As our lives get more and more hectic these days, I want to just take a moment to explain what I mean by this, which is the value of getting anyone's attention is climbing at an exceedingly high rate. And healthcare conferences do have some amazing perks. Right. The food could be delicious, you could imagine dragons on stage, you could have some world-class speakers. Right. But for me, the price of a ticket and going to these events is always justified by the understanding that when I'm in a room at an event, I have the ability to grab anyone's attention. Why? Because they expect it. And most of us come into these events not only being open to meeting new people, but also desiring it.
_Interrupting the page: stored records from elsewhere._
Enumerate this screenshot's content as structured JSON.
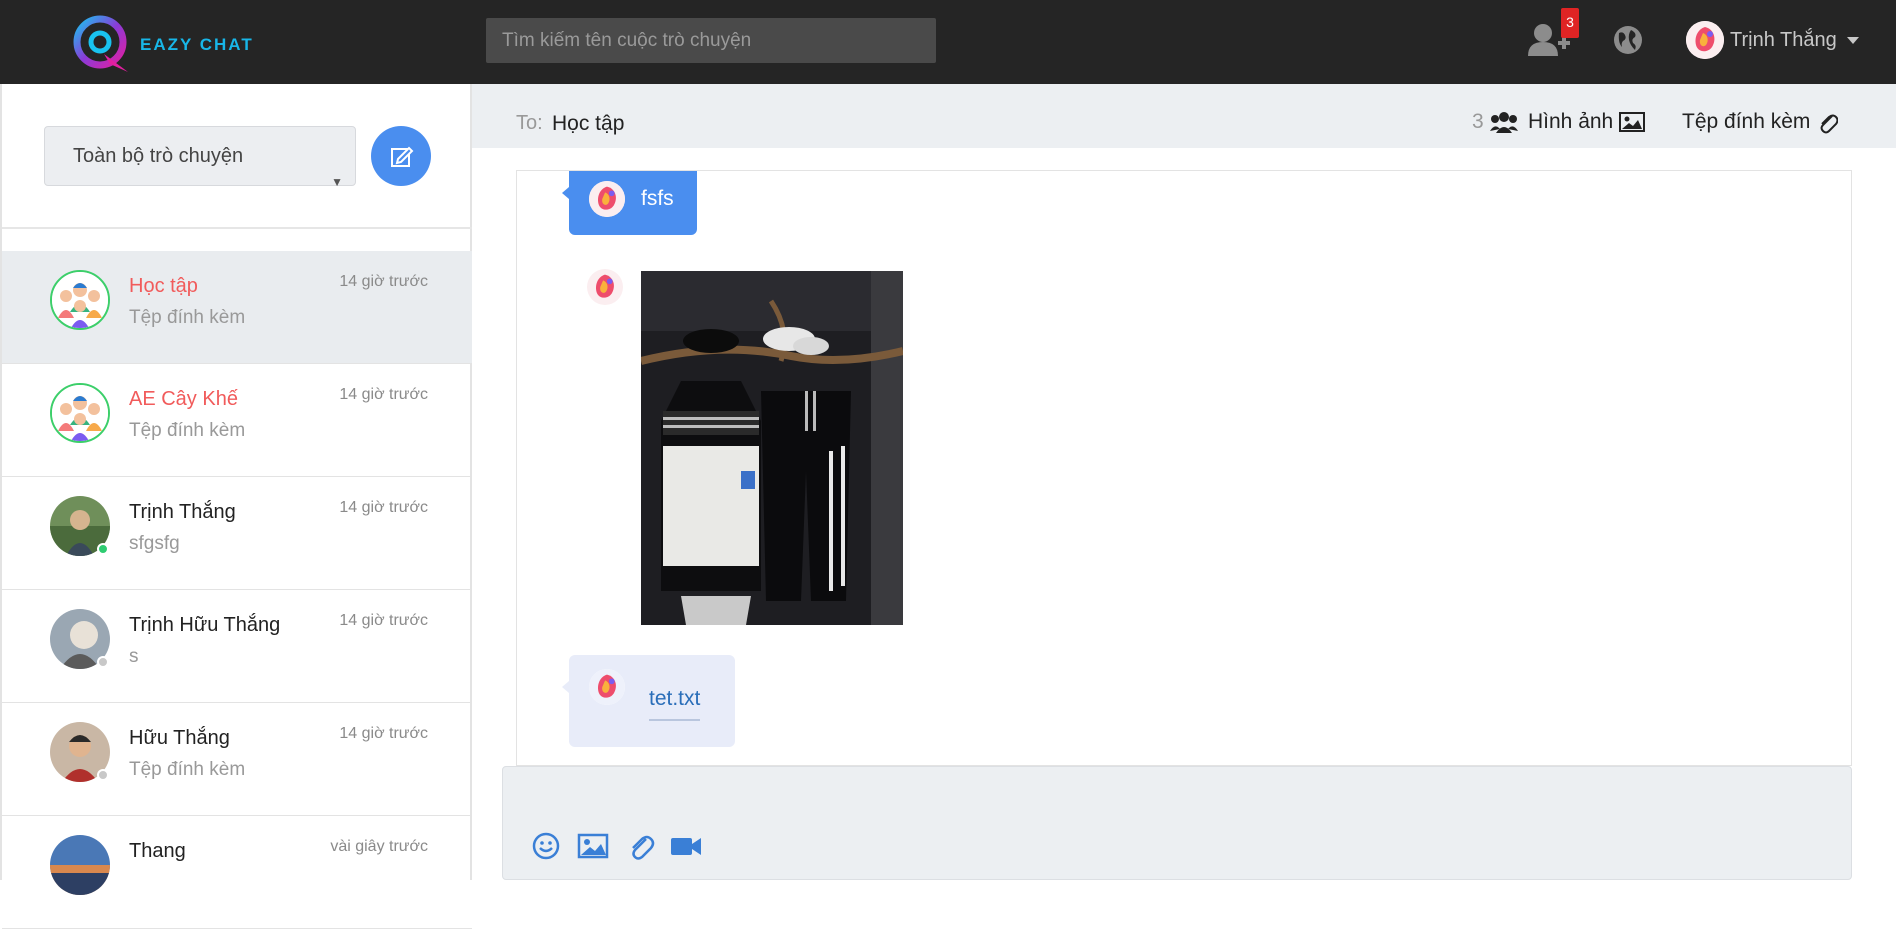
{
  "app": {
    "logo_text": "EAZY CHAT",
    "search_placeholder": "Tìm kiếm tên cuộc trò chuyện",
    "friend_request_count": "3",
    "user_name": "Trịnh Thắng"
  },
  "sidebar": {
    "filter_label": "Toàn bộ trò chuyện",
    "conversations": [
      {
        "name": "Học tập",
        "preview": "Tệp đính kèm",
        "time": "14 giờ trước",
        "type": "group",
        "active": true
      },
      {
        "name": "AE Cây Khế",
        "preview": "Tệp đính kèm",
        "time": "14 giờ trước",
        "type": "group"
      },
      {
        "name": "Trịnh Thắng",
        "preview": "sfgsfg",
        "time": "14 giờ trước",
        "status": "online"
      },
      {
        "name": "Trịnh Hữu Thắng",
        "preview": "s",
        "time": "14 giờ trước",
        "status": "offline"
      },
      {
        "name": "Hữu Thắng",
        "preview": "Tệp đính kèm",
        "time": "14 giờ trước",
        "status": "offline"
      },
      {
        "name": "Thang",
        "preview": "",
        "time": "vài giây trước"
      }
    ]
  },
  "chat": {
    "to_label": "To:",
    "to_name": "Học tập",
    "member_count": "3",
    "images_label": "Hình ảnh",
    "attachments_label": "Tệp đính kèm",
    "messages": {
      "text_message": "fsfs",
      "file_name": "tet.txt"
    }
  },
  "colors": {
    "topbar": "#252525",
    "accent": "#4a8eef",
    "group_name": "#f15b5b",
    "online": "#2ecc71",
    "offline": "#c8c8c8"
  }
}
And as we know. Right. There's a lot of the themes that we've unpacked today. That thread back to those hour-long, two-hour-long, spontaneous discussions that could come from an event and just really being thoughtful around a certain issue.
[28:59] Justin Venneri: Nice, Andrew. Well, this has been a great discussion. I love all the insights on networking and gathering information and trying to understand what's going on in and around price transparency and the healthcare system. I'd love to stay in touch with you, hopefully maybe have you back on the show when you've got some. Will you have data to read out or how can people get in touch with you, learn more about what you're doing, maybe share a little bit before we sign off here.
[29:21] Andrew Gordon, LSW: Sure. Yeah. I would say the best way to reach out to me would be on LinkedIn, which is just my first and last name, Andrew Gordon. And then I have LSW standing for Licensed Social Worker after, just to kind of separate myself from the other folks that share the same full name, so I would just say LinkedIn is a good way to reach out and get engaged and then happy to go from there. But thank you so much for having me on and I also appreciate all the listeners that have made it this far.
[29:42] Justin Venneri: Awesome. All right, have a great rest of your day.
[29:44] Andrew Gordon, LSW: Thanks. You too.